What happens on Skull Island, stays on Skull Island
Kong: Skull Island movie review
March 9, 2017
The ticket to a successful film nowadays is to make something zeitgeist-y and culturally relevant to today’s times. Kong: Skull Island may be the only film this year that eschews all of that in favor of heavy-handed entertainment.
The basic King Kong story is probably the most famous in cinematic history: a film crew goes to Skull Island and stumbles upon the great ape, the ape falls in love with the main actress on the production crew, they take the ape back to New York City to show him off, the ape escapes, climbs The Empire State Building, is shot down, “Twas beauty killed the beast.”
The most recent adaptation of the story came in 2005, when Peter Jackson directed the Oscar-nominated remake of the same name. Thinking back to that one made me appreciate Skull Island all the more.
Jackson’s version kept us on the ship towards Skull Island for a long time, this film doesn’t waste time doing that.

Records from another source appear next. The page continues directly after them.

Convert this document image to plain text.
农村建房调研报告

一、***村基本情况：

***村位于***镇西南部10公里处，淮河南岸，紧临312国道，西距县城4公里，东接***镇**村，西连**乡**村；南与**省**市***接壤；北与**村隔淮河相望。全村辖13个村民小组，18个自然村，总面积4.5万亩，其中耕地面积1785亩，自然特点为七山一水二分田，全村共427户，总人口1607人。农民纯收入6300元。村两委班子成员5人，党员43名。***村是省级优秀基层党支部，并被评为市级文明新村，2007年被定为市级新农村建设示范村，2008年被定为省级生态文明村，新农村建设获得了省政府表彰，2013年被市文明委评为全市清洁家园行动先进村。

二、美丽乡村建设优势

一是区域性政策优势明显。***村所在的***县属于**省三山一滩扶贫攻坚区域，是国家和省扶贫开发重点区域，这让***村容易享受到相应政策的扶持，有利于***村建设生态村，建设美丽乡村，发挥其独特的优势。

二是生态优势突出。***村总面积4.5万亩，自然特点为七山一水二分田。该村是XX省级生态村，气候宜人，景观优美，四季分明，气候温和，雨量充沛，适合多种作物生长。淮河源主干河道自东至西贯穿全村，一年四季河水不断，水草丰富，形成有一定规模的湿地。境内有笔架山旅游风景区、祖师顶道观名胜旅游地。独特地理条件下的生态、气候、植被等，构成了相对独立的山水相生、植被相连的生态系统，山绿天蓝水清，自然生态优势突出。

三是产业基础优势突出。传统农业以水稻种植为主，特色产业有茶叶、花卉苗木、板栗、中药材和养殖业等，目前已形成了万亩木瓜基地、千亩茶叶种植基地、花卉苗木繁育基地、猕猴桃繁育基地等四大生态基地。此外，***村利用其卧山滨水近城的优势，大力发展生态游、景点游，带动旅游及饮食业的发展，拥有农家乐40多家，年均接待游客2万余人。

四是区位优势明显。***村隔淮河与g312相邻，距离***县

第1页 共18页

From there, you can pretty much take a stab at what lies in store for the team. However, Skull Island is rather unique in a milieu of ways. It’s influences aren’t directly sprung of Kaiju blood. There are plot elements taken from the great works of Joseph Conrad and Herman Melville, there is some excellent comic relief, and, above all else, when I walked out of the theater, I not only thought I had seen a pretty entertaining monster flick, but a pretty good Vietnam film, too.
There are some really impressive visuals on display here as well. It is probably one of the few times I have seen a movie exercise this many explosion in order to deliver moments of soon-to-be Kong iconography.
The only problem with the film is that it does play out like a typical adventure film. Explorers must go to an island and then try to find a way to survive.
Kong does not fall in love this time, but there are parts where you can see the romantic to come (yes, this will be a franchise, which makes me shiver to think that this was actually an origins story).
And what director Jordan Vogt-Roberts knows is that audiences will never not be aghasted at the sight of Kong’s mass. His idea is to focus more on the spectacle of it all rather than anything else, which was a solid choice. This is unlike 2014’s Godzilla, which made the mistake of not giving us enough Godzilla. Skull Island gives us as much Kong as we want.
There is certainly way more here to like than dislike. It may not be the greatest Kaiju film to be released, but those massive hands will always be entertaining.